„Szlachetne zdrowie, Nikt się nie dowie, Jako smakujesz, Aż się zepsujesz” – napisał przed wiekami wieszcz. Czy trzeba czekać na utratę zdrowia, aby się przekonać jak było cenne? Uczestnicy gdańskich warsztatów pt.: „W zdrowym ciele zdrowy duch” doceniają je już teraz.
Oszczędzamy pieniądze i kupujemy wymarzony samochód z oczekiwaniem, że będzie niezawodnie służył przez długie lata. Ściśle przestrzegamy zaleceń producenta odnośnie właściwego paliwa i dokonywania przeglądów technicznych. Organizm ludzki jest znacznie bardziej skomplikowany i złożony niż samochód, a w dodatku ma znacznie dłużej nam służyć. Każdy z nas liczy na to, że nigdy go nie zawiedzie i jesteśmy zdziwieni kiedy dzieje się tragedia w postaci chorób.
Bóg dał nam kreślone zasady postępowania z naszym ciałem. Dawniej człowiek żył zgodnie z prawami natury i podobnie jak zwierzęta nie musiał się wiele zastanawiać nad tym co jeść i jak żyć. Nasza cywilizacja wywróciła jednak życie do góry nogami. Wiele osób zaczęło prowadzić życie w bezruchu, a w kwestii jedzenia kieruje się wyłącznie smakiem. To podstępny przewodnik, który prowadzi do problemów. Choroby serca, rak i wylewy czyli tzw. chorób cywilizacyjne są w dużej mierze spowodowane niewłaściwym wyborem produktów wprowadzanych do naszego wnętrza.
Życie z Bogiem nie zwalnia z obowiązku, aby do naszych pojazdów wlewać właściwe paliwo. Nie można oczekiwać, że samochód na benzynę będzie sprawny jeżeli będziemy wlewali do niego diesla albo wsypywali piasek. Nawet jeżeli mówię językami, prorokuję i usługuję uzdrowieniem, a nie jestem wierny w małym, to zdrowia może w pewnym momencie zabraknąć. Niewłaściwym paliwem w naszej diecie jest wyjałowiona ze składników odżywczych i bogata w konserwanty i chemiczne składniki, przetworzona żywność, a także używki.
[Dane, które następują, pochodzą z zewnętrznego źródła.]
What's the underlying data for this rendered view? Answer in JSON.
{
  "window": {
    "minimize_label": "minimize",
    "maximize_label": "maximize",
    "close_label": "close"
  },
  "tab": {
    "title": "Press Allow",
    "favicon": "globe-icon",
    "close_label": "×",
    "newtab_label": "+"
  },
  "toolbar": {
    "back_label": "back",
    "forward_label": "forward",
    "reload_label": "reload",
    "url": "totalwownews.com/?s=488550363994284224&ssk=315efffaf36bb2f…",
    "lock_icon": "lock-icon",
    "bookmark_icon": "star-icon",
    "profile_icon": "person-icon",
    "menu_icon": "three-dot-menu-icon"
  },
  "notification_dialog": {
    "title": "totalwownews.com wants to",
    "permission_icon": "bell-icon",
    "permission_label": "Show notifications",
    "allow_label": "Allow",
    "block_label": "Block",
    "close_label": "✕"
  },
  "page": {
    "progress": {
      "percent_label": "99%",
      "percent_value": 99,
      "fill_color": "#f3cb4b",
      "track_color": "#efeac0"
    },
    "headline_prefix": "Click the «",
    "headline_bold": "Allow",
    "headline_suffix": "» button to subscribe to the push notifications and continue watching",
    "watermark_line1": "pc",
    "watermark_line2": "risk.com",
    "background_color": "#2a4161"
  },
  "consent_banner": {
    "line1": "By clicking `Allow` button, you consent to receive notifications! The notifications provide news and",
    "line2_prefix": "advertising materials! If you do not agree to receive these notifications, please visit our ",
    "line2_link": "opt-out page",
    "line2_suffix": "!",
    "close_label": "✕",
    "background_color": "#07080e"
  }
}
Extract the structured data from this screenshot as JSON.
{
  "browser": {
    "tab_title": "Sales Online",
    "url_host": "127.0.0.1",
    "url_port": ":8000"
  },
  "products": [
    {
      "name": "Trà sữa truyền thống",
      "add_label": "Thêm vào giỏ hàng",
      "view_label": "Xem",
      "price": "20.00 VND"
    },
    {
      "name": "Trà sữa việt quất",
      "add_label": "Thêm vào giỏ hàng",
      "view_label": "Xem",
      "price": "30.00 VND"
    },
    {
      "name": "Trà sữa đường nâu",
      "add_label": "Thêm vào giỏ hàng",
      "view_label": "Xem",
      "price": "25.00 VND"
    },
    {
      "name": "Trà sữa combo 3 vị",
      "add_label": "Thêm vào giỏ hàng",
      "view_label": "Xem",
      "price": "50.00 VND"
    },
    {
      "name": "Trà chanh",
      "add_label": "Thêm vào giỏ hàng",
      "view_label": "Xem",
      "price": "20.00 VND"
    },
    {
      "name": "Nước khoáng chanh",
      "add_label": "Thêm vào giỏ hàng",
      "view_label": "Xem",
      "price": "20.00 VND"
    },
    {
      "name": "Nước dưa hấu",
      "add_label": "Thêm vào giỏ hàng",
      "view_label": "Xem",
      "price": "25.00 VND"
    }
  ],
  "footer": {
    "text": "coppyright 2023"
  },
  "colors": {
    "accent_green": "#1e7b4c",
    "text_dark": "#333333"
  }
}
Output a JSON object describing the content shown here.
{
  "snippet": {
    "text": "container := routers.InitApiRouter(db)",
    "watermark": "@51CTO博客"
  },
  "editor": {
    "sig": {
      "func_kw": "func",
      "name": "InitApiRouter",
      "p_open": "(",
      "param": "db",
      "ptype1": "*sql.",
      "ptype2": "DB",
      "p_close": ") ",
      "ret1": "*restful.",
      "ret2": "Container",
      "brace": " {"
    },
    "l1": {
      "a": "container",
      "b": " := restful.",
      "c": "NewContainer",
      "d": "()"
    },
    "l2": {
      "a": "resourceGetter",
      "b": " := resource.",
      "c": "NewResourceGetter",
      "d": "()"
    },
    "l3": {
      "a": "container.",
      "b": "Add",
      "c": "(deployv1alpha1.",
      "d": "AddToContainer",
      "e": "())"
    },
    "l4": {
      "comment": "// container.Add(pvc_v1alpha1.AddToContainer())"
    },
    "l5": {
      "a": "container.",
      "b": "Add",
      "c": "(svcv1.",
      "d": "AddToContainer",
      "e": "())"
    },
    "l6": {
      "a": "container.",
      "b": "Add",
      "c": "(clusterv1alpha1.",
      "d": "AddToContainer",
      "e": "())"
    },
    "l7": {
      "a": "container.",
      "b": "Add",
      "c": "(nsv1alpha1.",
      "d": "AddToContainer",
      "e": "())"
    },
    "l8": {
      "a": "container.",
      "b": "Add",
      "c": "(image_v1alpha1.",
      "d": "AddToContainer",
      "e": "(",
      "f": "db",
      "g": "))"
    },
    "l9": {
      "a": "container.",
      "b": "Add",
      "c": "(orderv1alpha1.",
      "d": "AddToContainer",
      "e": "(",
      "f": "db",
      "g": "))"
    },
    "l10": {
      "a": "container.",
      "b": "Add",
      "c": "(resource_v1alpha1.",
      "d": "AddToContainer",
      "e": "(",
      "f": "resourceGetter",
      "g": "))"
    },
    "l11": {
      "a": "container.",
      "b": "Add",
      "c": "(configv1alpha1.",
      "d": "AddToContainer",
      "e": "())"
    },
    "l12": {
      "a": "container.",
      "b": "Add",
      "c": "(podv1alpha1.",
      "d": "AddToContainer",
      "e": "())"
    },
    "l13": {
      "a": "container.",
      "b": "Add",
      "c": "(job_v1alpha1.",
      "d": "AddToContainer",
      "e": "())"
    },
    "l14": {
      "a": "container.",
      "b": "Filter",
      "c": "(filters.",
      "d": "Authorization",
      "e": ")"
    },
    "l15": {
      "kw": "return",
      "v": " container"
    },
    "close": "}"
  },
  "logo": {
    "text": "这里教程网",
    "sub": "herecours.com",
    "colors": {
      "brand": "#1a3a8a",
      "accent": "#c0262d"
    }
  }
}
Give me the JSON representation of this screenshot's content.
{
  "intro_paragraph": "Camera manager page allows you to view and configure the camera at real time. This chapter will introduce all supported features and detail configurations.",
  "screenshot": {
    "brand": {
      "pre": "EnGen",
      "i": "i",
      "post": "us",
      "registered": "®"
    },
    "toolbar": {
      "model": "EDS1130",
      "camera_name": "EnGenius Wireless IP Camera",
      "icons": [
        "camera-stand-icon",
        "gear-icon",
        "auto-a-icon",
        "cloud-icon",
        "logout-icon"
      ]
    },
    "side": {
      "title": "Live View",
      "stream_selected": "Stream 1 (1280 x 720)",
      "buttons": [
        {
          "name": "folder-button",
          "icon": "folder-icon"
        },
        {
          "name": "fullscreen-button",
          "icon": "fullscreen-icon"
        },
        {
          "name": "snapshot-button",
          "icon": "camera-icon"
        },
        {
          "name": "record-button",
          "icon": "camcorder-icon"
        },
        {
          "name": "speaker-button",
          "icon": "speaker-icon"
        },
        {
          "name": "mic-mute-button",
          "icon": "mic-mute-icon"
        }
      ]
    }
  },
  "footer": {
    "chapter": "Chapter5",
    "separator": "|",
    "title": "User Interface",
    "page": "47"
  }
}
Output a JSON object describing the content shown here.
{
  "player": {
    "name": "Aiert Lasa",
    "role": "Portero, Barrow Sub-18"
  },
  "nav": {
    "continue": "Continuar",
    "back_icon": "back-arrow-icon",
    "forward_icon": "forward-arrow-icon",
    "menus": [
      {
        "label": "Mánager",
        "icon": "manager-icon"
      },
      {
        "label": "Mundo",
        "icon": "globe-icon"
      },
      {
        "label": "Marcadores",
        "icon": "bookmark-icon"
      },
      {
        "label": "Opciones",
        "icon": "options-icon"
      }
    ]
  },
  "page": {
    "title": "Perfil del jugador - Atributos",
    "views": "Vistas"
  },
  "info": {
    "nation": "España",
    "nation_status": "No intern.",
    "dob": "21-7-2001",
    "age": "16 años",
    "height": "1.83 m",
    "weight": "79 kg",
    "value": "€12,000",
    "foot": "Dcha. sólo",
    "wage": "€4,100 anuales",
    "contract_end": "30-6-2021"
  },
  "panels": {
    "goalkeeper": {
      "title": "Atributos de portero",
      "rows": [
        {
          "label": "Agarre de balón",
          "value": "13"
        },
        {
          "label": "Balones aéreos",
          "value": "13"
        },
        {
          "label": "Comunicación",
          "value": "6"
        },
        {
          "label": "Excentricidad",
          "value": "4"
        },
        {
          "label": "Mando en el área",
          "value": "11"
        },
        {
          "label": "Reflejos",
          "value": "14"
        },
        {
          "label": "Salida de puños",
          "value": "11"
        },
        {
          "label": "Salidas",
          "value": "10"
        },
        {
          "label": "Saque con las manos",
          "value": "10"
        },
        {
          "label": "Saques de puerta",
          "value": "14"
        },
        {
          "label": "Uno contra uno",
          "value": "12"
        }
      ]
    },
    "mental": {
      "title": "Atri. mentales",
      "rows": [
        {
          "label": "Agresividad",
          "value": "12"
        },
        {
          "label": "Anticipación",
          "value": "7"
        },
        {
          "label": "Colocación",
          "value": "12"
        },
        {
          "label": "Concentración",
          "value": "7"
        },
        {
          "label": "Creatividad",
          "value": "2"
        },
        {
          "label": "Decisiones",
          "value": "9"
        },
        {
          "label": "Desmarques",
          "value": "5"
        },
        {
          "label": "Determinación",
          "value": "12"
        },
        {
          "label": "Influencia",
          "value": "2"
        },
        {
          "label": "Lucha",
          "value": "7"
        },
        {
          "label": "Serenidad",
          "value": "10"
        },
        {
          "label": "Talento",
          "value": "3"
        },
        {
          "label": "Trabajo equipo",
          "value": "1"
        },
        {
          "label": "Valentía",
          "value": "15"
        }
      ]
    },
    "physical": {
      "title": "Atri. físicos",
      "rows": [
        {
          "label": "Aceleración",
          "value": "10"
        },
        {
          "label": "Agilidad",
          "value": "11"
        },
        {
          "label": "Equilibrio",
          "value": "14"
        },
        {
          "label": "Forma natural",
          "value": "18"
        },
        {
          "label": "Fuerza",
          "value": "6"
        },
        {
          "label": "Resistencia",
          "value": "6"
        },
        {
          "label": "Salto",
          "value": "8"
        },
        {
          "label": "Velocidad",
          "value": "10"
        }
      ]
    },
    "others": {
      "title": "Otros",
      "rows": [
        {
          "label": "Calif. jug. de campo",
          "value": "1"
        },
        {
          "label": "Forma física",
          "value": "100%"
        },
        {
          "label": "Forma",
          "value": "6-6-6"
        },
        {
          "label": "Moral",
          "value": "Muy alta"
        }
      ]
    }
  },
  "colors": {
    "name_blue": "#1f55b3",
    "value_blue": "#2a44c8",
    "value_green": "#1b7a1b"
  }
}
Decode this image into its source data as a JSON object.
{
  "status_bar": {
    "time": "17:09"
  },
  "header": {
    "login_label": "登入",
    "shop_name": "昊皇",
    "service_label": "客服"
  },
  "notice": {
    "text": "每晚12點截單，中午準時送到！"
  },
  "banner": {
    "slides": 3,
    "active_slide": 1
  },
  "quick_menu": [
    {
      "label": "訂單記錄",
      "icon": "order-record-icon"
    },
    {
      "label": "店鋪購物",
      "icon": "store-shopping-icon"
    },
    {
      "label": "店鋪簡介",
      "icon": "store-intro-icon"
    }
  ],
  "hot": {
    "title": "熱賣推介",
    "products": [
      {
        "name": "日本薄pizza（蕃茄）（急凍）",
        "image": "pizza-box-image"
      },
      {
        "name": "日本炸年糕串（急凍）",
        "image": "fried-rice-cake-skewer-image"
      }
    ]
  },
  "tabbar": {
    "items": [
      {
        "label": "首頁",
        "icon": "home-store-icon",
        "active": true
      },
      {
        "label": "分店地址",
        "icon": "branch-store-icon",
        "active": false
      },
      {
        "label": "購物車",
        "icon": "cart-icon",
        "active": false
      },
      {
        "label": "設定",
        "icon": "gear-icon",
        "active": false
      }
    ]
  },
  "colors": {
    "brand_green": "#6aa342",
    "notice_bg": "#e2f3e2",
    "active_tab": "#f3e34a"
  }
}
Nie mówiliśmy dużo na temat tego czego nie robić, bo jak się okazuje większość osób jest tego świadoma, ale raczej co robić, aby naszemu organizmowi ulżyć. Stąd uczyliśmy się w jaki sposób robić bogaty w składniki odżywcze zielony koktail oraz koktail z czarnej porzeczki, która zawartością witaminy C przebija wszystkie inne owoce. Wyciskaliśmy sok ze świeżych pomarańczy, którego smak znacznie różni się od tych w kartonikach. Robiliśmy pasty do chleba i wielopoziomowe kanapki, z których organizm odnosi korzyść. Wspólne przyrządzanie posiłków sprawiło wszystkim wiele radości. Stąd wśród uczestników powtarzające się pytanie – kiedy kolejne spotkanie? Wszystko wskazuje na to, że już wkrótce.